Looking closer, the word “perfectly” is also a problem here. Since the Pyramid is not perfectly aligned, they wouldn’t have needed perfect technology to accomplish what they did.
Furthermore, this is specifying that Egyptians didn’t have the technology. Maybe the Assyrians did and a visiting engineer assisted them with the alignment without giving away the secret. Assyrians were humans.
So I think this actually is not necessary. It initially looked promising (and likely aligned with many prephrases), but when following through and exerting it to a little scrutiny, we encounter a number of problems.
With (B) I’m not entirely sure what’s going on. Would a possible geological force tend to move the Pyramid towards due north? It doesn’t say that, so I’m not sure how this would introduce an alternative. Also, how much would this shift be? A 1/15th a degree shift could have budged it off perfect due north which may make our conclusion more likely. And even if this process exists, did it actually work in Giza to shift the alignment of the Pyramid? And in any case what does this have to do with who built it? I don’t really know what this does, tbh, so I’m just going to move on.
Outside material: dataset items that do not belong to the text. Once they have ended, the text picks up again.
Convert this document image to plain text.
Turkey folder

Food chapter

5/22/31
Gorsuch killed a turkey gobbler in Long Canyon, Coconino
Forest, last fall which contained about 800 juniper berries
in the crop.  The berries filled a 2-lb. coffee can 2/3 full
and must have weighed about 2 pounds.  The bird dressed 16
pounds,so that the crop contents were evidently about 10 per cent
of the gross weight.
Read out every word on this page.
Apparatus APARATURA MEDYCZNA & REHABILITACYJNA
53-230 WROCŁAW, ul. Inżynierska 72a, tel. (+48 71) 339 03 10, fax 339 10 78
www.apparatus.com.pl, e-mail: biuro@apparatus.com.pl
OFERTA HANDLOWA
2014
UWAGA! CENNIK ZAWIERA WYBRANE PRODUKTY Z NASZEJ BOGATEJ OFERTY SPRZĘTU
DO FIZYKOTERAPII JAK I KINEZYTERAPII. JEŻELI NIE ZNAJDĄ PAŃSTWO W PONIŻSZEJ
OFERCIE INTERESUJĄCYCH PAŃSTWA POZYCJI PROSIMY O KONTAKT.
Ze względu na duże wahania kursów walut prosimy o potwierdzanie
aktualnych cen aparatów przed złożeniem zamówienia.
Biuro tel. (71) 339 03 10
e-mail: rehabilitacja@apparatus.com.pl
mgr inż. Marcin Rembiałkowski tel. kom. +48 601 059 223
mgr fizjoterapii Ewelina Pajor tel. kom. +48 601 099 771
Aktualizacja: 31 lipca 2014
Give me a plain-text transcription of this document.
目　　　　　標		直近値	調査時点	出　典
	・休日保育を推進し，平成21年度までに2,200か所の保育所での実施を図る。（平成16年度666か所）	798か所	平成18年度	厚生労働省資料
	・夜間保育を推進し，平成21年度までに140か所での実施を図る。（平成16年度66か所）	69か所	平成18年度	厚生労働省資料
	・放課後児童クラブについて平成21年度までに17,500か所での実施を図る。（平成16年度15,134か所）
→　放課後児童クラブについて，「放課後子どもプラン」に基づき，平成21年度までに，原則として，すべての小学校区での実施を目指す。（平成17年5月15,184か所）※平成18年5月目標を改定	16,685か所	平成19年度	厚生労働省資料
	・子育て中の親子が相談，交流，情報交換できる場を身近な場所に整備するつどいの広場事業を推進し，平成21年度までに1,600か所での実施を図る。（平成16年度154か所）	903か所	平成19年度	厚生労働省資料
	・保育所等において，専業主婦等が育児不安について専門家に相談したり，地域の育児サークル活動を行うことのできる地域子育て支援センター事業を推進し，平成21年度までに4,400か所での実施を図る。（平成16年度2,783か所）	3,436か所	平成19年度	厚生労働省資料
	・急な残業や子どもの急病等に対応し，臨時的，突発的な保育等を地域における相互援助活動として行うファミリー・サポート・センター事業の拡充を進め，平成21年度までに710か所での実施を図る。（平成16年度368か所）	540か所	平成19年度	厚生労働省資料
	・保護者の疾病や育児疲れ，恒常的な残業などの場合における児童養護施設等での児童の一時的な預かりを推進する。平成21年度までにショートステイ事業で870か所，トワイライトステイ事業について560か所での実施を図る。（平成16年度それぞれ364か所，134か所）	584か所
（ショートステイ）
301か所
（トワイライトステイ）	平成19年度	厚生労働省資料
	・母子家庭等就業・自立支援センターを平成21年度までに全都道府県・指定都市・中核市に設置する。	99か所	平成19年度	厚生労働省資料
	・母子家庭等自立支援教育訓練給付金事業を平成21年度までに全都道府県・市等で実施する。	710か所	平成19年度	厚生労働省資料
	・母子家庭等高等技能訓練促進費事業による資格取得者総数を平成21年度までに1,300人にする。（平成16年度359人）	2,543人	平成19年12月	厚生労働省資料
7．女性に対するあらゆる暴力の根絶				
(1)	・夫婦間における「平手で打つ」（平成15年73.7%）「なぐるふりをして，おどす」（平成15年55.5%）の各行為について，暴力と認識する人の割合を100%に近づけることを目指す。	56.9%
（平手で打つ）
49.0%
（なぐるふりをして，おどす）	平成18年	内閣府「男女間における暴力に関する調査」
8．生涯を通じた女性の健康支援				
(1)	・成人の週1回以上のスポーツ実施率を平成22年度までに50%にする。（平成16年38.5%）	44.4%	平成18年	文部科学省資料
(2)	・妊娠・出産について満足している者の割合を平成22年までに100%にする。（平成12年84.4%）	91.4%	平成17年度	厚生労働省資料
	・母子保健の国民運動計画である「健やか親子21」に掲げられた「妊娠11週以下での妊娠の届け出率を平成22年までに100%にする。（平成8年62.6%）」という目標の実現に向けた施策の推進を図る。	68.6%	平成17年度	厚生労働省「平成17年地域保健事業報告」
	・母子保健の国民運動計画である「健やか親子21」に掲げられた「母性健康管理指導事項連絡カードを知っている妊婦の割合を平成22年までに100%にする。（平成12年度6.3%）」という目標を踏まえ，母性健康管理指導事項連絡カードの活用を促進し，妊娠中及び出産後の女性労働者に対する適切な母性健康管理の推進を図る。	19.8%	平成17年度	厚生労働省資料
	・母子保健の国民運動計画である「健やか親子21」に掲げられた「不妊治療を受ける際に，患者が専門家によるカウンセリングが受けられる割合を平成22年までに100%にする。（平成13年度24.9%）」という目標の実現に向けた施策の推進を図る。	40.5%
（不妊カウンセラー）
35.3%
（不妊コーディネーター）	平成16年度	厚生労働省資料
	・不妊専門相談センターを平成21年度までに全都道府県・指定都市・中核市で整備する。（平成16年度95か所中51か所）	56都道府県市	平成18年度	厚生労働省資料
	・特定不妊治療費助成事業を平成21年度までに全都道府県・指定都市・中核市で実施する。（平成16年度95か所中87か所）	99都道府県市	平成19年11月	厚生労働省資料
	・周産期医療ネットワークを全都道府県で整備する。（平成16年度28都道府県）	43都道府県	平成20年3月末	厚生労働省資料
(C) Well that’s interesting. We don’t know if alien life exists at all. And if it does exist, we don’t know if it would be technologically advanced. So what if no alien species exists which could have built the pyramids at all, much less in near perfect alignment? Do we need for such a species to exist to conclude that such a species built the Pyramid? Yes. I can’t think of any workarounds to this one. It holds up. For aliens to have built the Great Pyramid of Giza, there must have existed aliens who were capable of having built the Great Pyramid of Giza at the time it was built.
I went way further into this than I started out intending to go, haha. The tl;dr point is that if you can’t come with “the” assumption, that’s not necessarily a problem. The problem may be more with the question you’re asking. The test gives you five options in the form of answer choices. Using the answers as prompts directs your work with much greater precision than just trying to find the assumption. Precise work is better than vague, general work. If the test writers give you tools, use them!